The NBA became associated with the Black Lives Matter movement during the summer of 2020, players wore BLM slogans on the backs of their jerseys, and ratings crashed to historical lows.
This year, however, the Knicks became a feel-good story, and ratings rebounded to the highest levels since the Michael Jordan Golden Age as woke took a backseat.
But here’s the thing nobody in that crowd wants to say out loud: the tradition of visiting the White House has nothing to do with endorsing a president’s every policy. Visiting the White House has been a long-standing tradition for NBA champions, dating back to Boston’s trip in 1963. Teams typically schedule the celebration when a regular-season game brings them to the nation’s capital. It was never a political statement. The league made it one.

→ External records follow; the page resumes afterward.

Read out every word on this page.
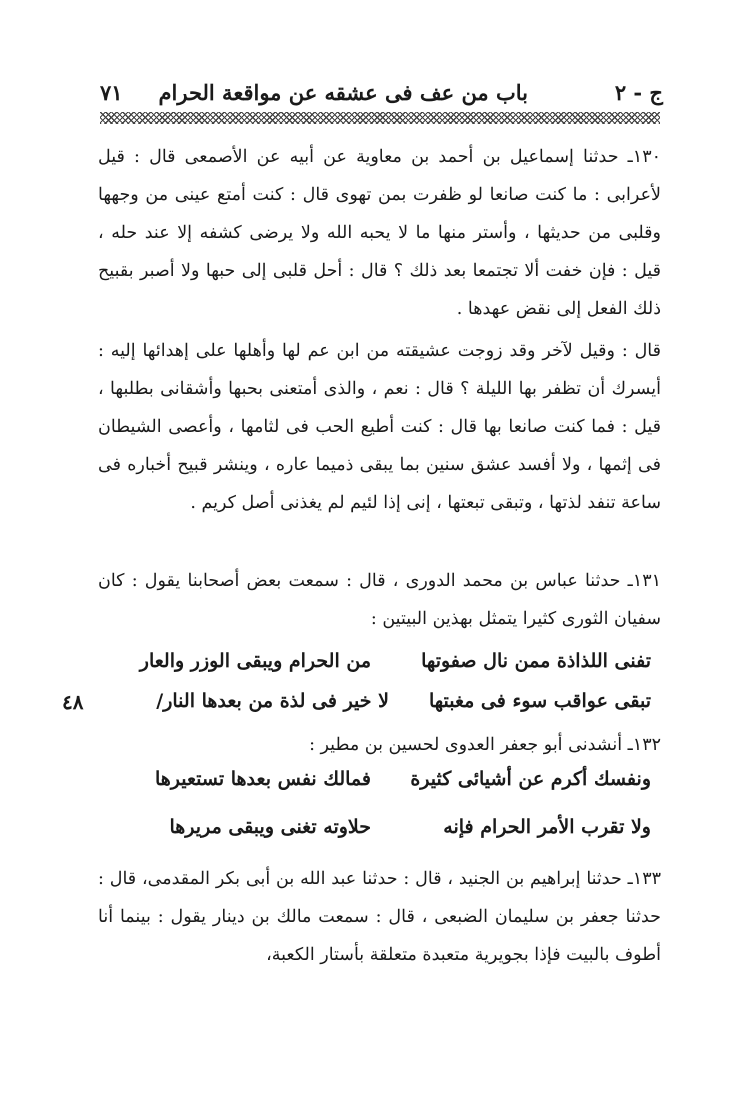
ج - ٢
باب من عف فى عشقه عن مواقعة الحرام
٧١
١٣٠ـ حدثنا إسماعيل بن أحمد بن معاوية عن أبيه عن الأصمعى قال : قيل لأعرابى : ما كنت صانعا لو ظفرت بمن تهوى قال : كنت أمتع عينى من وجهها وقلبى من حديثها ، وأستر منها ما لا يحبه الله ولا يرضى كشفه إلا عند حله ، قيل : فإن خفت ألا تجتمعا بعد ذلك ؟ قال : أحل قلبى إلى حبها ولا أصبر بقبيح ذلك الفعل إلى نقض عهدها .
قال : وقيل لآخر وقد زوجت عشيقته من ابن عم لها وأهلها على إهدائها إليه : أيسرك أن تظفر بها الليلة ؟ قال : نعم ، والذى أمتعنى بحبها وأشقانى بطلبها ، قيل : فما كنت صانعا بها قال : كنت أطيع الحب فى لثامها ، وأعصى الشيطان فى إثمها ، ولا أفسد عشق سنين بما يبقى ذميما عاره ، وينشر قبيح أخباره فى ساعة تنفد لذتها ، وتبقى تبعتها ، إنى إذا لئيم لم يغذنى أصل كريم .
١٣١ـ حدثنا عباس بن محمد الدورى ، قال : سمعت بعض أصحابنا يقول : كان سفيان الثورى كثيرا يتمثل بهذين البيتين :
تفنى اللذاذة ممن نال صفوتها
من الحرام ويبقى الوزر والعار
تبقى عواقب سوء فى مغبتها
لا خير فى لذة من بعدها النار/
٤٨
١٣٢ـ أنشدنى أبو جعفر العدوى لحسين بن مطير :
ونفسك أكرم عن أشيائى كثيرة
فمالك نفس بعدها تستعيرها
ولا تقرب الأمر الحرام فإنه
حلاوته تغنى ويبقى مريرها
١٣٣ـ حدثنا إبراهيم بن الجنيد ، قال : حدثنا عبد الله بن أبى بكر المقدمى، قال : حدثنا جعفر بن سليمان الضبعى ، قال : سمعت مالك بن دينار يقول : بينما أنا أطوف بالبيت فإذا بجويرية متعبدة متعلقة بأستار الكعبة،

Championship teams have visited Trump during his second term in the White House, including the Los Angeles Dodgers and Philadelphia Eagles. The NBA was the holdout. The one league where the politics ran so hot that even a photo op at 1600 Pennsylvania Avenue felt like too much to ask.
The Knicks just ended that. And James Dolan did not agonize over it publicly or send a carefully worded statement through a PR firm. He went on the radio and said his friend invited them and they said yes. Simple as that.
Whether every player on the roster makes the trip remains to be seen. It remains unclear how much of the Knicks organization will actually go to the White House. Some players may find reasons to sit it out, and that’s their right. But the franchise is going. The owner made that call, and he made it without apology.
For a league that spent the better part of a decade using championship celebrations as a way to signal opposition to a sitting president, that’s a bigger deal than the box score suggests.